As primeiras menções ao Codex Gigas datam de meados do século XIII, quando o monastério de Podlažice enfrentava sérias dificuldades financeiras. Para levantar dinheiro e continuar existindo, em 1477 os monges negociaram a venda do manuscrito para outro monastério mais rico próximo da capital, Praga. Infelizmente, Podlažice acabaria sendo destruído por doença e peste que varreu a Europa Oriental nessa mesma época. Dizem que nenhum dos monges do local sobreviveu a terrível epidemia. Logo que o documento foi transportado e acomodado na biblioteca da ordem que o adquiriu, esta também começou a perder recursos e enfrentar dificuldades. Esses dois acontecimentos juntos acrescentaram mais um detalhe a lenda do Codex Gigas, uma suposta maldição que recaía sobre todos que adquiriam o livro.

Incapaz de manter o tomo - e segundo alguns temendo as estórias que o cercavam, o monastério acabou doando o volume em 1594 ao Imperador Rudolfo II do Sacro Império Romano. Acredita-se que o erudito governante tinha um profundo interesse em alquimia e ocultismo e que desejava o livro desde que ouvira boatos sobre sua existência. Um cronista da época relatou que ao se deparar com a imagem do demônio, Rudolfo II sorriu enigmaticamente e comentou que o livro doravante seria seu tesouro mais valioso. Mas o livro não traria bons frutos ao imperador. Poucos anos depois seu comportamento sofreu uma drástica transformação, ele se tornou errático e paranoico vendo conspirações em todo canto. Declarado incapaz de governar acabou banido pela sua própria família.
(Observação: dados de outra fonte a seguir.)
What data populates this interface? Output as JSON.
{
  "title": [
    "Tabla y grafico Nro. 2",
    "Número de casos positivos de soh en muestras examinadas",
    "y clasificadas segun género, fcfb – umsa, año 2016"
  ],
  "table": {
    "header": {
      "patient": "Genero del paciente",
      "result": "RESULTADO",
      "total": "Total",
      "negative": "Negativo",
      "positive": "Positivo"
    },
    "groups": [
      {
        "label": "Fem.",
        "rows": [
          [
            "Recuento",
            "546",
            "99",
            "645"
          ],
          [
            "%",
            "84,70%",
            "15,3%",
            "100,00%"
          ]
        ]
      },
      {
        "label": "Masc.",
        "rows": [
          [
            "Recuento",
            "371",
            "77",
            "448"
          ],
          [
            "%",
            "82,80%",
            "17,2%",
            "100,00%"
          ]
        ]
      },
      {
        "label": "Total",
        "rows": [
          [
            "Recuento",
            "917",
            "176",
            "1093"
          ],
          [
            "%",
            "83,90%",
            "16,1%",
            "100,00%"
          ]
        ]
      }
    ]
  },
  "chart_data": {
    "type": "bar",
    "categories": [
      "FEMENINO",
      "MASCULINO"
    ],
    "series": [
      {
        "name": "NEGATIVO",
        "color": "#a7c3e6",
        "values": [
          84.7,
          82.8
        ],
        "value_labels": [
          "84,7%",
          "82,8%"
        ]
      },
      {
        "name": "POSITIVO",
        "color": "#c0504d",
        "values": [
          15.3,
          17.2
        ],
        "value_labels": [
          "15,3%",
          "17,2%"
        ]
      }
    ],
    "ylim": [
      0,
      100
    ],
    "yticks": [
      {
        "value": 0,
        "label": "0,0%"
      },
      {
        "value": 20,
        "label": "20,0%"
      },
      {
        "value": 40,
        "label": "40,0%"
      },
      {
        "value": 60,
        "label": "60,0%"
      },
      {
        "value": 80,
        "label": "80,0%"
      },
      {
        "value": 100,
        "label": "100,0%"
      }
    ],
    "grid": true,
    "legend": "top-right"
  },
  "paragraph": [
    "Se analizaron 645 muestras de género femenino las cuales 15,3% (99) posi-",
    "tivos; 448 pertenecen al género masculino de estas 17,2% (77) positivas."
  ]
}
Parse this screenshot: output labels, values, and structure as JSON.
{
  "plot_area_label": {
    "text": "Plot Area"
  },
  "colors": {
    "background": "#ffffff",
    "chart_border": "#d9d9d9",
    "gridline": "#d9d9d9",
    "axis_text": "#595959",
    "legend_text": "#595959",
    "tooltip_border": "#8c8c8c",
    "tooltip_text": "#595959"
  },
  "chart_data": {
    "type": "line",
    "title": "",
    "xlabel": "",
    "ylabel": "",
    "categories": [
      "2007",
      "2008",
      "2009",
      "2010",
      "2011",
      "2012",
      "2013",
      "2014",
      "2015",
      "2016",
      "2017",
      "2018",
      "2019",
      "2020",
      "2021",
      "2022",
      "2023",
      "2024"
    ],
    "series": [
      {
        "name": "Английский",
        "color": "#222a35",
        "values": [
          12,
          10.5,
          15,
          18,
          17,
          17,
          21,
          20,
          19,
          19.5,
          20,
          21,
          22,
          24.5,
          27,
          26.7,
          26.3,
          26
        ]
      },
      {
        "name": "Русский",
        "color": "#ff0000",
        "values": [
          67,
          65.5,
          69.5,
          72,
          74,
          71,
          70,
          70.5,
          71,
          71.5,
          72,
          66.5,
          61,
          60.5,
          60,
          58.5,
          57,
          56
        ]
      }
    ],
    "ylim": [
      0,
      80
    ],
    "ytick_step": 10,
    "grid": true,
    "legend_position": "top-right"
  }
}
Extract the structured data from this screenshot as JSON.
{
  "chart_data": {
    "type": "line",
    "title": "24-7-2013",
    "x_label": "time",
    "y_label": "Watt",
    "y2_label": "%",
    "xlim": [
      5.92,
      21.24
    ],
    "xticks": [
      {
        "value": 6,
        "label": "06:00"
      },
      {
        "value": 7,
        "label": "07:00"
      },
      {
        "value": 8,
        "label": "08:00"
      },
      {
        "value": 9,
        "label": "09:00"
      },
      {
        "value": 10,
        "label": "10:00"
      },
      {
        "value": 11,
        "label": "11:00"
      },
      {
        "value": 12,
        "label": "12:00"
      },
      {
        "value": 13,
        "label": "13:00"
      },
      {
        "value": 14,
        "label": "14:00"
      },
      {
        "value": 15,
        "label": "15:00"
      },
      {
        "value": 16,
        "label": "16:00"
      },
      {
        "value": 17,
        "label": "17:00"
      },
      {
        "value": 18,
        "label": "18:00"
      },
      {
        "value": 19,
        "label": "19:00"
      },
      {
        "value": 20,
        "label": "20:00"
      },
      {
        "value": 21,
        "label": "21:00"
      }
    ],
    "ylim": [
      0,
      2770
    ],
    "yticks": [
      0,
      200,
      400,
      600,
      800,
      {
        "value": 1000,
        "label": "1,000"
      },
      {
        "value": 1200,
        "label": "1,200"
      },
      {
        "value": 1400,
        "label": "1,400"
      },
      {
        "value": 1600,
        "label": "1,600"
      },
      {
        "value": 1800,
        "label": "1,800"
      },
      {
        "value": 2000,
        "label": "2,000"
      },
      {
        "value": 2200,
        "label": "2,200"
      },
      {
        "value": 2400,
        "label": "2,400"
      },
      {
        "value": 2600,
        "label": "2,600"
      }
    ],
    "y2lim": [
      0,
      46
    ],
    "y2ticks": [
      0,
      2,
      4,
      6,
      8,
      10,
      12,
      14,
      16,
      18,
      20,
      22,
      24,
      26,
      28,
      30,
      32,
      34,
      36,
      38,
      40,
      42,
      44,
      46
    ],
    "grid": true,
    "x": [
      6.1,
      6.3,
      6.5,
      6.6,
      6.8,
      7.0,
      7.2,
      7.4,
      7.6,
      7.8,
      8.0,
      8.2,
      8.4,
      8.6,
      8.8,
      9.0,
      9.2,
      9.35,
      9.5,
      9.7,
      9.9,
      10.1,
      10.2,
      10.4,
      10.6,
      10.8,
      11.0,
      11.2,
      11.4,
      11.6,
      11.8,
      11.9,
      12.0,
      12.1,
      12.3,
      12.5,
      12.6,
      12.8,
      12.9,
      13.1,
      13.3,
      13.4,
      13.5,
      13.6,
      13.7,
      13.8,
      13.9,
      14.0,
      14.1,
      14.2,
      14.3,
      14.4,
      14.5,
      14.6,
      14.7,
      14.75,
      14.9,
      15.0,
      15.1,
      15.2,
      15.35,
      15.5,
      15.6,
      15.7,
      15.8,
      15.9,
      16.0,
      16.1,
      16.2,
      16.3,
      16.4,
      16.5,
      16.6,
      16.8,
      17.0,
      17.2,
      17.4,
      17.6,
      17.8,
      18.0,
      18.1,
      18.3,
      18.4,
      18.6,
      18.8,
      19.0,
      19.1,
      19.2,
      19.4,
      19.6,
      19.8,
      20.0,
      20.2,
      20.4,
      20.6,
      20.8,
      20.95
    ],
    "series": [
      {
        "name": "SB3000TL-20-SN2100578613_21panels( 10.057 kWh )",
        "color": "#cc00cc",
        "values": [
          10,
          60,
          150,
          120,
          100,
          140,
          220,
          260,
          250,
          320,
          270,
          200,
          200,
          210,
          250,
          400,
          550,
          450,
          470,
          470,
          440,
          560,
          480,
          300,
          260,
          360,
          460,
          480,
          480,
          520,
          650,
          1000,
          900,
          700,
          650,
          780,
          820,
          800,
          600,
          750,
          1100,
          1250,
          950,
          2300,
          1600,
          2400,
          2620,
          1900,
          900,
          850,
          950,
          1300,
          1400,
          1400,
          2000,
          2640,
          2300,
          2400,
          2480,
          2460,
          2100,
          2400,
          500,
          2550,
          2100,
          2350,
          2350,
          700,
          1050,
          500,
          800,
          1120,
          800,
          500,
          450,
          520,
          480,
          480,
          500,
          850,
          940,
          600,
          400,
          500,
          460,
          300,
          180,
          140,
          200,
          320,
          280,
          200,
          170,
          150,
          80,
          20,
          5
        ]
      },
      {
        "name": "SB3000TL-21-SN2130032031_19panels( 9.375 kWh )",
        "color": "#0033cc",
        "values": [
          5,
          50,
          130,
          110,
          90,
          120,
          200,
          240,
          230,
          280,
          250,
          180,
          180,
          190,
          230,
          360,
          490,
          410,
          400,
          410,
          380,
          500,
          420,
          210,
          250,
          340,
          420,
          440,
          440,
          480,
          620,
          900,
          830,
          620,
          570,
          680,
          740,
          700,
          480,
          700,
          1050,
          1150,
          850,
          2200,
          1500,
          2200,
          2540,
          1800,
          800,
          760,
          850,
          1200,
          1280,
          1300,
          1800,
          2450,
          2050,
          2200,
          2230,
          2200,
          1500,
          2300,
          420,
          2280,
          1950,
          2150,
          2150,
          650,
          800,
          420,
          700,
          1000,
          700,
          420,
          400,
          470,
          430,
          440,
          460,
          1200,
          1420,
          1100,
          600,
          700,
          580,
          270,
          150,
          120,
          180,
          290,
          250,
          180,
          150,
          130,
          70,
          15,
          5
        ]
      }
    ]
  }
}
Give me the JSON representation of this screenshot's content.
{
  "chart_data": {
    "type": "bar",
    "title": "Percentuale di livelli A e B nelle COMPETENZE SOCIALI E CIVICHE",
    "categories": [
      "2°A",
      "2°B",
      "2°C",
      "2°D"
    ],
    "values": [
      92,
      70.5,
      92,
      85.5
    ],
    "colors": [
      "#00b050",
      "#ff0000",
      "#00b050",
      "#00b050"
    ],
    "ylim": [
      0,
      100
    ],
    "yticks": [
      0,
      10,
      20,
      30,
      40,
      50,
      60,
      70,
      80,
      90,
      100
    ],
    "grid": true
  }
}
O livro permaneceu na Biblioteca Real de Praga até que no século XVII, em meio a Guerra dos Trinta Anos a cidade foi invadida por tropas suecas. Em meio ao caos e destruição que se seguiu o acervo real foi saqueado e entre os itens removidos estava o Codex Gigas. O tomo foi levado para Estocolmo onde permaneceu desde então na Biblioteca Nacional daquele país.

Ao longo dos anos, o manuscrito recebeu uma enorme variedade de nomes que fazem alusão ao seu tamanho e ao famoso retrato do Diabo. Além da Bíblia do Diabo e Codex Gigas foi também chamado Codex Giganteus (Livro Gigantesco), Gigas Librorum (O Livro Grandioso), Fans Bibel (Bíblia do Demônio), Hin Hales Bibel ("Old Nick Bíblia") e Svartboken (o Livro Negro).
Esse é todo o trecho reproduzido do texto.